Mining, yield farming, lending, or staking rewards / interest.
Selling cryptocurrency back into fiat.
Exchanging one currency for another.
Gifting another person crypto.
You only owe tax on your crypto if you’ve earnt more than the original investment or trade which includes any fees involved as well. In other words, a gain must be recognized. Crypto is also categorized as property in the US,
Tax tips for crypto investments
1. Keep track of everything. Whether this means writing entry notes or taking screenshots each time you purchase; it makes the whole process far easier. Subsequently, here’s the data you need to keep track of: Name of the cryptocurrency, date you acquired it, dates you sold / traded / swapped / disposed of it, proceeds and sales price, network fees and costs, total gain / loss, value of the cryptocurrency in fiat at the time, and software costs associated with management of your tax affairs.
2. Listing your crypto as the value after purchase costs rather than amount you bought it for will cut a bit of fat off your taxes as well.
3. Realised capital losses can be offset against gains to reduce assessable crypto income. This is called tax loss harvesting.
4. Another option is to buy crypto stocks instead, that way the stockbroker will keep track of your crypto assets for you and save any headache when it comes to tax season.
5. Eligible crypto deductions exist for costs attached to digital assets, something which opens many advantages when filing your crypto taxes as business use rather than personal use.

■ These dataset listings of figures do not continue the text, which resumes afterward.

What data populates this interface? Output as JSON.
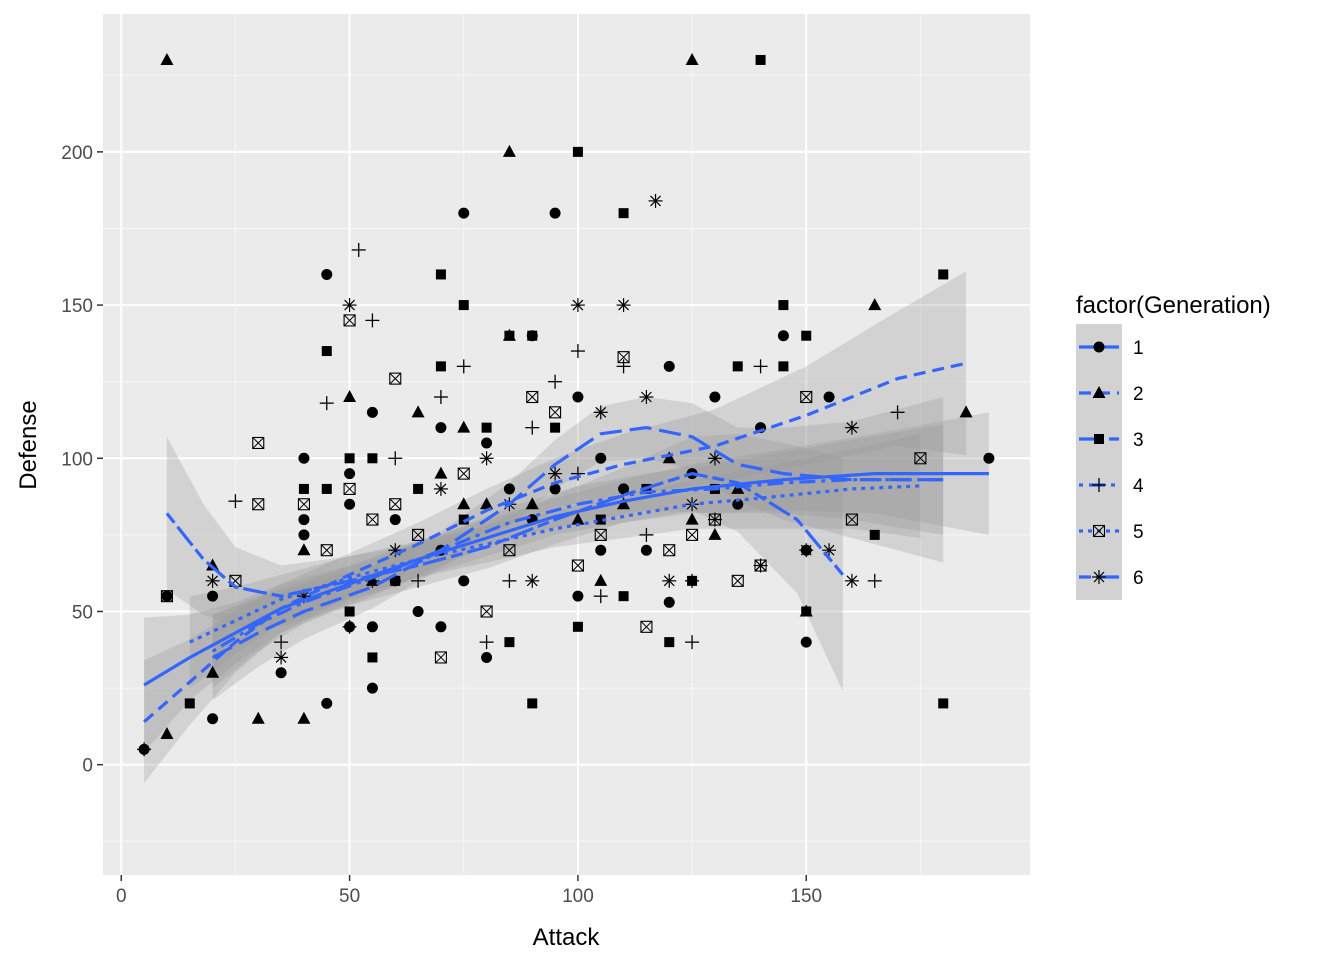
{
  "chart_data": {
    "type": "scatter",
    "title": "",
    "xlabel": "Attack",
    "ylabel": "Defense",
    "xlim": [
      -4,
      199
    ],
    "ylim": [
      -36,
      245
    ],
    "x_ticks": [
      0,
      50,
      100,
      150
    ],
    "y_ticks": [
      0,
      50,
      100,
      150,
      200
    ],
    "x_tick_labels": [
      "0",
      "50",
      "100",
      "150"
    ],
    "y_tick_labels": [
      "0",
      "50",
      "100",
      "150",
      "200"
    ],
    "grid": true,
    "legend": {
      "title": "factor(Generation)",
      "placement": "right",
      "entries": [
        "1",
        "2",
        "3",
        "4",
        "5",
        "6"
      ]
    },
    "colors": {
      "panel": "#ebebeb",
      "grid": "#ffffff",
      "points": "#000000",
      "smooth_line": "#3366ff",
      "ribbon": "#999999"
    },
    "series": [
      {
        "name": "1",
        "shape": "circle",
        "dash": "solid",
        "points": [
          [
            5,
            5
          ],
          [
            10,
            55
          ],
          [
            20,
            55
          ],
          [
            20,
            15
          ],
          [
            35,
            30
          ],
          [
            40,
            100
          ],
          [
            40,
            80
          ],
          [
            40,
            75
          ],
          [
            45,
            160
          ],
          [
            45,
            20
          ],
          [
            50,
            95
          ],
          [
            50,
            85
          ],
          [
            50,
            45
          ],
          [
            55,
            115
          ],
          [
            55,
            45
          ],
          [
            55,
            25
          ],
          [
            60,
            80
          ],
          [
            60,
            60
          ],
          [
            65,
            50
          ],
          [
            70,
            110
          ],
          [
            70,
            70
          ],
          [
            70,
            45
          ],
          [
            75,
            180
          ],
          [
            75,
            60
          ],
          [
            80,
            105
          ],
          [
            80,
            35
          ],
          [
            85,
            90
          ],
          [
            90,
            140
          ],
          [
            90,
            80
          ],
          [
            95,
            180
          ],
          [
            95,
            90
          ],
          [
            100,
            120
          ],
          [
            100,
            55
          ],
          [
            105,
            100
          ],
          [
            105,
            70
          ],
          [
            110,
            90
          ],
          [
            115,
            70
          ],
          [
            120,
            130
          ],
          [
            120,
            53
          ],
          [
            125,
            95
          ],
          [
            130,
            120
          ],
          [
            135,
            85
          ],
          [
            140,
            110
          ],
          [
            145,
            140
          ],
          [
            150,
            40
          ],
          [
            150,
            70
          ],
          [
            155,
            120
          ],
          [
            190,
            100
          ]
        ],
        "smooth": [
          [
            5,
            26
          ],
          [
            15,
            35
          ],
          [
            25,
            43
          ],
          [
            35,
            51
          ],
          [
            50,
            59
          ],
          [
            65,
            67
          ],
          [
            80,
            74
          ],
          [
            95,
            81
          ],
          [
            110,
            86
          ],
          [
            125,
            90
          ],
          [
            145,
            93
          ],
          [
            165,
            95
          ],
          [
            190,
            95
          ]
        ],
        "ribbon_halfwidth": [
          22,
          14,
          10,
          8,
          6,
          6,
          6,
          6,
          7,
          8,
          10,
          13,
          20
        ]
      },
      {
        "name": "2",
        "shape": "triangle",
        "dash": "dashed",
        "points": [
          [
            10,
            230
          ],
          [
            10,
            10
          ],
          [
            20,
            65
          ],
          [
            20,
            30
          ],
          [
            30,
            15
          ],
          [
            40,
            15
          ],
          [
            40,
            70
          ],
          [
            50,
            120
          ],
          [
            55,
            60
          ],
          [
            65,
            115
          ],
          [
            70,
            95
          ],
          [
            75,
            110
          ],
          [
            75,
            85
          ],
          [
            80,
            85
          ],
          [
            85,
            200
          ],
          [
            85,
            140
          ],
          [
            90,
            85
          ],
          [
            100,
            80
          ],
          [
            105,
            60
          ],
          [
            110,
            85
          ],
          [
            120,
            100
          ],
          [
            125,
            230
          ],
          [
            125,
            80
          ],
          [
            130,
            75
          ],
          [
            135,
            90
          ],
          [
            150,
            50
          ],
          [
            165,
            150
          ],
          [
            185,
            115
          ]
        ],
        "smooth": [
          [
            5,
            14
          ],
          [
            15,
            27
          ],
          [
            25,
            40
          ],
          [
            35,
            51
          ],
          [
            50,
            62
          ],
          [
            65,
            72
          ],
          [
            80,
            83
          ],
          [
            95,
            92
          ],
          [
            110,
            98
          ],
          [
            130,
            104
          ],
          [
            150,
            114
          ],
          [
            170,
            126
          ],
          [
            185,
            131
          ]
        ],
        "ribbon_halfwidth": [
          20,
          14,
          10,
          8,
          7,
          7,
          7,
          8,
          10,
          12,
          16,
          22,
          30
        ]
      },
      {
        "name": "3",
        "shape": "square",
        "dash": "longdash",
        "points": [
          [
            15,
            20
          ],
          [
            40,
            90
          ],
          [
            45,
            135
          ],
          [
            45,
            90
          ],
          [
            50,
            100
          ],
          [
            50,
            50
          ],
          [
            55,
            100
          ],
          [
            55,
            35
          ],
          [
            60,
            60
          ],
          [
            65,
            90
          ],
          [
            70,
            160
          ],
          [
            70,
            130
          ],
          [
            75,
            150
          ],
          [
            75,
            80
          ],
          [
            80,
            110
          ],
          [
            85,
            140
          ],
          [
            85,
            40
          ],
          [
            90,
            140
          ],
          [
            90,
            20
          ],
          [
            95,
            110
          ],
          [
            100,
            200
          ],
          [
            100,
            45
          ],
          [
            105,
            80
          ],
          [
            110,
            180
          ],
          [
            110,
            55
          ],
          [
            115,
            90
          ],
          [
            120,
            40
          ],
          [
            125,
            60
          ],
          [
            130,
            90
          ],
          [
            135,
            130
          ],
          [
            140,
            230
          ],
          [
            145,
            150
          ],
          [
            145,
            130
          ],
          [
            150,
            140
          ],
          [
            150,
            50
          ],
          [
            165,
            75
          ],
          [
            180,
            160
          ],
          [
            180,
            20
          ]
        ],
        "smooth": [
          [
            20,
            35
          ],
          [
            30,
            43
          ],
          [
            40,
            50
          ],
          [
            55,
            58
          ],
          [
            70,
            70
          ],
          [
            85,
            85
          ],
          [
            95,
            98
          ],
          [
            105,
            108
          ],
          [
            115,
            110
          ],
          [
            125,
            107
          ],
          [
            135,
            98
          ],
          [
            145,
            95
          ],
          [
            160,
            93
          ],
          [
            180,
            93
          ]
        ],
        "ribbon_halfwidth": [
          14,
          11,
          9,
          7,
          6,
          7,
          8,
          9,
          10,
          11,
          12,
          15,
          19,
          27
        ]
      },
      {
        "name": "4",
        "shape": "plus",
        "dash": "dotdash",
        "points": [
          [
            5,
            5
          ],
          [
            25,
            86
          ],
          [
            35,
            40
          ],
          [
            45,
            118
          ],
          [
            50,
            45
          ],
          [
            52,
            168
          ],
          [
            55,
            145
          ],
          [
            60,
            100
          ],
          [
            65,
            60
          ],
          [
            70,
            120
          ],
          [
            75,
            130
          ],
          [
            80,
            40
          ],
          [
            85,
            60
          ],
          [
            90,
            110
          ],
          [
            95,
            125
          ],
          [
            100,
            135
          ],
          [
            100,
            95
          ],
          [
            105,
            55
          ],
          [
            110,
            130
          ],
          [
            115,
            75
          ],
          [
            125,
            60
          ],
          [
            125,
            40
          ],
          [
            130,
            80
          ],
          [
            140,
            130
          ],
          [
            165,
            60
          ],
          [
            170,
            115
          ]
        ],
        "smooth": [
          [
            20,
            37
          ],
          [
            30,
            46
          ],
          [
            40,
            53
          ],
          [
            55,
            61
          ],
          [
            70,
            70
          ],
          [
            85,
            79
          ],
          [
            100,
            85
          ],
          [
            115,
            89
          ],
          [
            130,
            90
          ],
          [
            145,
            92
          ],
          [
            160,
            93
          ],
          [
            180,
            93
          ]
        ],
        "ribbon_halfwidth": [
          12,
          9,
          7,
          6,
          5,
          5,
          6,
          6,
          8,
          10,
          13,
          18
        ]
      },
      {
        "name": "5",
        "shape": "square-x",
        "dash": "dotted",
        "points": [
          [
            10,
            55
          ],
          [
            25,
            60
          ],
          [
            30,
            105
          ],
          [
            30,
            85
          ],
          [
            40,
            85
          ],
          [
            45,
            70
          ],
          [
            50,
            145
          ],
          [
            50,
            90
          ],
          [
            55,
            80
          ],
          [
            60,
            126
          ],
          [
            60,
            85
          ],
          [
            65,
            75
          ],
          [
            70,
            35
          ],
          [
            75,
            95
          ],
          [
            80,
            50
          ],
          [
            85,
            70
          ],
          [
            90,
            120
          ],
          [
            95,
            115
          ],
          [
            100,
            65
          ],
          [
            105,
            75
          ],
          [
            110,
            133
          ],
          [
            115,
            45
          ],
          [
            120,
            70
          ],
          [
            125,
            75
          ],
          [
            130,
            80
          ],
          [
            135,
            60
          ],
          [
            140,
            65
          ],
          [
            150,
            120
          ],
          [
            160,
            80
          ],
          [
            175,
            100
          ]
        ],
        "smooth": [
          [
            15,
            40
          ],
          [
            25,
            47
          ],
          [
            35,
            54
          ],
          [
            50,
            61
          ],
          [
            65,
            67
          ],
          [
            80,
            72
          ],
          [
            95,
            77
          ],
          [
            110,
            81
          ],
          [
            125,
            85
          ],
          [
            140,
            87
          ],
          [
            160,
            90
          ],
          [
            175,
            91
          ]
        ],
        "ribbon_halfwidth": [
          15,
          11,
          8,
          7,
          6,
          6,
          6,
          7,
          8,
          10,
          13,
          17
        ]
      },
      {
        "name": "6",
        "shape": "star",
        "dash": "twodash",
        "points": [
          [
            20,
            60
          ],
          [
            35,
            35
          ],
          [
            40,
            55
          ],
          [
            50,
            150
          ],
          [
            55,
            60
          ],
          [
            60,
            70
          ],
          [
            70,
            90
          ],
          [
            80,
            100
          ],
          [
            85,
            85
          ],
          [
            90,
            60
          ],
          [
            95,
            95
          ],
          [
            100,
            150
          ],
          [
            105,
            115
          ],
          [
            110,
            150
          ],
          [
            115,
            120
          ],
          [
            117,
            184
          ],
          [
            120,
            60
          ],
          [
            125,
            85
          ],
          [
            130,
            100
          ],
          [
            140,
            65
          ],
          [
            150,
            70
          ],
          [
            155,
            70
          ],
          [
            160,
            60
          ],
          [
            160,
            110
          ]
        ],
        "smooth": [
          [
            10,
            82
          ],
          [
            18,
            67
          ],
          [
            25,
            58
          ],
          [
            35,
            55
          ],
          [
            50,
            60
          ],
          [
            65,
            65
          ],
          [
            80,
            71
          ],
          [
            95,
            80
          ],
          [
            110,
            88
          ],
          [
            125,
            95
          ],
          [
            135,
            92
          ],
          [
            148,
            80
          ],
          [
            158,
            62
          ]
        ],
        "ribbon_halfwidth": [
          25,
          18,
          13,
          10,
          8,
          7,
          7,
          8,
          9,
          12,
          16,
          24,
          38
        ]
      }
    ]
  }
}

6. Holding investments for 12 months or longer subjects the investment to long-term gains tax instead of short-term. Long-term gains tax is set at a lower rate, whereas short-term gains tax is set at your tax bracket rate.
7. Capital gains tax is usually not applicable to crypto when it is used to make bookings or purchases for personal use. This also includes crypto assets worth any amount of money purchased for less than $10,000 if it is also for personal use. Certain restrictions usually apply to this however, namely that the personal use category cannot contain investment or money-making schemes.